Paul Metivier: From Printmaking to Pottery
Paul Metivier is a pottery professor at the college. Metivier started his career in community college as an art major. Metivier is currently working on his 15th year working here at Green River.
Metivier focused on drawing and painting primarily and then moved through photography into what is called printmaking. Before graduating and transferring to California State University, Long Beach in Los Angeles to be a printmaking major, Metivier decided to take a pottery class.
After taking the pottery class, Metivier decided to pause the transfer process to continue his pottery practice.
It was quite a shift from working in 2D to 3D and using different types of materials.
“It connected with me in different ways and one is the calmer side of it. In printmakingm, you can do a drawing on a metal plate and do an addition of 100 prints from that and I like the idea of spending this time on this intricate drawing and then being able to make multiple copies of it and printing it really appealed to me,” Metivier said.
“It appealed to me as much as silkscreen and T-shirts coming up with an idea printing it on a shirt for people to wear appealed to me. So when I got into pottery, there was this thing about being able to make cups, actual objects like the cup could actually have my drawing on it and its something that is utilitarian so it functioned every day and there was something humble about it,” Metivier said.
Metivier was able to apply his knowledge of printmaking and applying to his pottery. “It was something that seemed like there was a lot of opportunities there that all of the skills that I have learned in my 2D experience I could apply to clay. There was a lot of room to explore and that was pretty exciting to me.”
Before Metivier taught at Green River, he had taught at art community centers. He taught clay to children right as soon as he was out of graduate school also taught grade school and middle school students.
Afterward, Metivier started teaching after-school programs, summer camps, and then adult classes at these community art centers.
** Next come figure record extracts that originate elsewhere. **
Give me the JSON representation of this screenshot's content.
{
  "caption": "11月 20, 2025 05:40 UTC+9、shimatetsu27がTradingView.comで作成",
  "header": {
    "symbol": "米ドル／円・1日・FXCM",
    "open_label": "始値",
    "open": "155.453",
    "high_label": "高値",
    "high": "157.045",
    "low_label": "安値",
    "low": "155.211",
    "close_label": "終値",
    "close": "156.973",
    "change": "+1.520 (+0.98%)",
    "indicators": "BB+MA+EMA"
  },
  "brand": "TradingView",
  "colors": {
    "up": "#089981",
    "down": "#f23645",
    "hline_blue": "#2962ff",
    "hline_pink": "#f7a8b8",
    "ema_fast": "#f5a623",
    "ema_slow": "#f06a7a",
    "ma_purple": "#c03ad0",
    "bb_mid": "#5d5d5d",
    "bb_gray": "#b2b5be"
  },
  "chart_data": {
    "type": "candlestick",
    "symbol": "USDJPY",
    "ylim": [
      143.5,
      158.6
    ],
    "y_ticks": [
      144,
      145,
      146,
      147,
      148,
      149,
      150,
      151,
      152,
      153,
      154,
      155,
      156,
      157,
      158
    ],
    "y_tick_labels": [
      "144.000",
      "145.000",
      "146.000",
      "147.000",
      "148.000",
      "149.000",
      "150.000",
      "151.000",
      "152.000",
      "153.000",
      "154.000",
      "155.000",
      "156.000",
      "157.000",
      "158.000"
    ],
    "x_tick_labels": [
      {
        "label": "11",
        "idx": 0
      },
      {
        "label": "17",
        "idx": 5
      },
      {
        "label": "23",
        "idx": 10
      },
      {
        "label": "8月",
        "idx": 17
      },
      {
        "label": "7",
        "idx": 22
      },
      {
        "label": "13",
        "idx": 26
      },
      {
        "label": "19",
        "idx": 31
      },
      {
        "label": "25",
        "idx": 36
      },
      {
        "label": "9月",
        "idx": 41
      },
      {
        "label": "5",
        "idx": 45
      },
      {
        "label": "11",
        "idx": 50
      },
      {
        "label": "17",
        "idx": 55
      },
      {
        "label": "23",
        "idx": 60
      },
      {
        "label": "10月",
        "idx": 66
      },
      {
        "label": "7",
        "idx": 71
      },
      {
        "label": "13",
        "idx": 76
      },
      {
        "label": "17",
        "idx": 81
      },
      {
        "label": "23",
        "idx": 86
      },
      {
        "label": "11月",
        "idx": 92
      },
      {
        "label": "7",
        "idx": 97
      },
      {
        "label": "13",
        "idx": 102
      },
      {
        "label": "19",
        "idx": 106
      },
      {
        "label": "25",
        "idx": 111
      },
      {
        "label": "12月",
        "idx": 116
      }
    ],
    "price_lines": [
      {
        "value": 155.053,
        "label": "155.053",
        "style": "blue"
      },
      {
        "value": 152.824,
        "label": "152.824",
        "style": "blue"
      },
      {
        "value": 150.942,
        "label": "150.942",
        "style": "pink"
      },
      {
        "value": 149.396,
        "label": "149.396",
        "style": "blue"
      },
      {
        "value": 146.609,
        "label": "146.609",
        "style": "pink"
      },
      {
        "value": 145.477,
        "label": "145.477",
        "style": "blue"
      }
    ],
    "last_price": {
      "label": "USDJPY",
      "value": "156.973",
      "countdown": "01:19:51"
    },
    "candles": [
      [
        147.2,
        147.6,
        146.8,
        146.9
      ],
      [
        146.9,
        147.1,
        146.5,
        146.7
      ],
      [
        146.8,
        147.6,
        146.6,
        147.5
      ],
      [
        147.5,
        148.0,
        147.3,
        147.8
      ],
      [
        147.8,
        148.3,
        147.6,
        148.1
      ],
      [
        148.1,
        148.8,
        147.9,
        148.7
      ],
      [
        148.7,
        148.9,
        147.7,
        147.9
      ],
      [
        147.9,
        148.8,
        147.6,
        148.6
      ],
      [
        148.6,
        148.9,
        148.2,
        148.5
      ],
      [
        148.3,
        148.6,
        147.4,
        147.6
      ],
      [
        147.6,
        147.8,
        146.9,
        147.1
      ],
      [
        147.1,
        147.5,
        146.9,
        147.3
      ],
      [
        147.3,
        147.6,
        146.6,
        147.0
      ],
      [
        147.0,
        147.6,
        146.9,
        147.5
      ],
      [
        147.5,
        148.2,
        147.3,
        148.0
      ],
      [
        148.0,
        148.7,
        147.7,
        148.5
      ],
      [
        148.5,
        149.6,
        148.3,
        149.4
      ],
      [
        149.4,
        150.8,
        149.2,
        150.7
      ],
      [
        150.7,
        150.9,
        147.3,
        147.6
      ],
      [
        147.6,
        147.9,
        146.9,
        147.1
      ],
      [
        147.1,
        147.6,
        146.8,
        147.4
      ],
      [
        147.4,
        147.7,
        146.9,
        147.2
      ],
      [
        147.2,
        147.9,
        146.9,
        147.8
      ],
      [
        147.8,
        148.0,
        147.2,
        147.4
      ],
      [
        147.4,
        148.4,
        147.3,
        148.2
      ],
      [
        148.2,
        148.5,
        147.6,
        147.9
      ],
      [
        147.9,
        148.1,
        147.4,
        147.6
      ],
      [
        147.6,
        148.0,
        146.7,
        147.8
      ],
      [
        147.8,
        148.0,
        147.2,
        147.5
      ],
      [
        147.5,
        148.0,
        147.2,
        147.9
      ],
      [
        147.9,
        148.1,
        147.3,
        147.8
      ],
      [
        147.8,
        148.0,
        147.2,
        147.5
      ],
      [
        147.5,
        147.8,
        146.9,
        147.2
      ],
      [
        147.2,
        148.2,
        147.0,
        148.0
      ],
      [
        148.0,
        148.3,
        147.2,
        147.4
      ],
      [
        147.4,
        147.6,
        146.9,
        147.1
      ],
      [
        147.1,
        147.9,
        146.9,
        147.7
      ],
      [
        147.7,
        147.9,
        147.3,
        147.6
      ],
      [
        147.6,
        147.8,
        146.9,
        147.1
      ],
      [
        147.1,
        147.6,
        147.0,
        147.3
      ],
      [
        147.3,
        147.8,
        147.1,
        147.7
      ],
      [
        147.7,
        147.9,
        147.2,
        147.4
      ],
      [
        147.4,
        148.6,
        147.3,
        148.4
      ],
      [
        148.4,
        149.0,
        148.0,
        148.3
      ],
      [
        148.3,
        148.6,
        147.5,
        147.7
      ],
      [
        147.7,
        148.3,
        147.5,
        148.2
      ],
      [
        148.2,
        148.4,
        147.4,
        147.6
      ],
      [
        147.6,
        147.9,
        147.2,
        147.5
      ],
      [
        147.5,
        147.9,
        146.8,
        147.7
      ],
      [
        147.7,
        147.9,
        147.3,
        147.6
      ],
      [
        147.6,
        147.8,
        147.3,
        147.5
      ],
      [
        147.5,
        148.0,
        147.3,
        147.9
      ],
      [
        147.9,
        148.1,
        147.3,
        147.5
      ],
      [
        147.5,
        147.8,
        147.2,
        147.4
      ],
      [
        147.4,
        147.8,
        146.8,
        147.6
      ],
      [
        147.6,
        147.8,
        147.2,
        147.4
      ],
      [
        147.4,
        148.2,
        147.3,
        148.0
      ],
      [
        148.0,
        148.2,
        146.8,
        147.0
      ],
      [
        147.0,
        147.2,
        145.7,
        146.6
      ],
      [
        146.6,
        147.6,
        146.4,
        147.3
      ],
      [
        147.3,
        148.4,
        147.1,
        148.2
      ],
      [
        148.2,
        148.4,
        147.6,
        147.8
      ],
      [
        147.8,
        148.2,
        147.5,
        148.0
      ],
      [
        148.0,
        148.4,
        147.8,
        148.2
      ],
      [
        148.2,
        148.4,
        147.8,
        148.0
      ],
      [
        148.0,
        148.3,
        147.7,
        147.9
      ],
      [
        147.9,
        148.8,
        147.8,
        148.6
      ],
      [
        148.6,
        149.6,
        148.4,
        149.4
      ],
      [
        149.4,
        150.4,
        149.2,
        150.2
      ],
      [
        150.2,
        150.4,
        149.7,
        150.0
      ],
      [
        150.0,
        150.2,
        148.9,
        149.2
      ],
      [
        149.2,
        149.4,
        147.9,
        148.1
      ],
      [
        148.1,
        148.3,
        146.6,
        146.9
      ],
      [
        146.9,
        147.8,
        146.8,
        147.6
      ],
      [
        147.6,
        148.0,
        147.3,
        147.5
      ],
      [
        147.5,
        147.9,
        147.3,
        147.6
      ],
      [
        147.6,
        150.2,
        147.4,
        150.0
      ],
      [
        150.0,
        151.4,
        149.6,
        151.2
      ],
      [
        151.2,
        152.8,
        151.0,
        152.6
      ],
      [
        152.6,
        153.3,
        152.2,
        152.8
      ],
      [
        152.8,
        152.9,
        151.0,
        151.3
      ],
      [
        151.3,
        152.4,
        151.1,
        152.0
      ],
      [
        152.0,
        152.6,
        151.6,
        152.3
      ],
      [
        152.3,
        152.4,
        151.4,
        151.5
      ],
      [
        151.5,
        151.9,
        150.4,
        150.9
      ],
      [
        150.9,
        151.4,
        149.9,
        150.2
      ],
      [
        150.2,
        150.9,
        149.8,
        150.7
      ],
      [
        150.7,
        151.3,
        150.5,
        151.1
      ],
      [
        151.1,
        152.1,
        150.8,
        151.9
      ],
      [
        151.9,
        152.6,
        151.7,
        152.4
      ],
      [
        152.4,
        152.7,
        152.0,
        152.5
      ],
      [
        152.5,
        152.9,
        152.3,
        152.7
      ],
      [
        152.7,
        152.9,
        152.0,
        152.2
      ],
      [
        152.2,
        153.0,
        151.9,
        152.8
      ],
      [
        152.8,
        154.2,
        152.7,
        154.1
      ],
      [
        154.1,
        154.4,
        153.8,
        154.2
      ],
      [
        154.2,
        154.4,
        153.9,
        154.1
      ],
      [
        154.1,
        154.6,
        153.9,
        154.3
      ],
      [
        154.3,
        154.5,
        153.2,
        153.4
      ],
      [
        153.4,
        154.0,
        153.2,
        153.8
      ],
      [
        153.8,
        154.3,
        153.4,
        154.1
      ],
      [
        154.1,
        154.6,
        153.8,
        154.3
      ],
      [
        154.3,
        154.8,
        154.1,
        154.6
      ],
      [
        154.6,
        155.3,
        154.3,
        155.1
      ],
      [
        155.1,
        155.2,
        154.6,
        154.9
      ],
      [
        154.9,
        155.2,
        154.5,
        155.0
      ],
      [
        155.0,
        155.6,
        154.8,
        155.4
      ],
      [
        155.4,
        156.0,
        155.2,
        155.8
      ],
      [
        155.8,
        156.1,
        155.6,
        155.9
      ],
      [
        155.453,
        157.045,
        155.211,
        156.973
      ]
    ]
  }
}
“It was there that I really began to understand that clay can be just as engaging to a 7 yr old and to the retired engineer who has spent has his life at a drawing table to somebody who has had their career and retired. Watching someone at 65 interacts with clay was not so different than watching the seven year old interact with clay. The material leads to this playfulness,” Metivier said.
Metivier boasted about how his classes are mostly about problem-solving and how his ultimate goal for the class is to learn how to use clay as a creative material.
Students get to experience something that out of the ordinary motions of everyday life. It also creates an atmosphere where everyone feels welcome.
“When you come into the ceramic studio, I believe that the students can feel a community that is welcoming to people and you get welcomed in.”
“None of us get to this career by ourselves, and I say that because ceramics requires more than one person, like when you look at the ceramic process it often involves with more than one person. In here you not only learn about art but you learn how to work with other people,” Metivier said.
His pottery classes are offered all year round for students that are interested in pottery.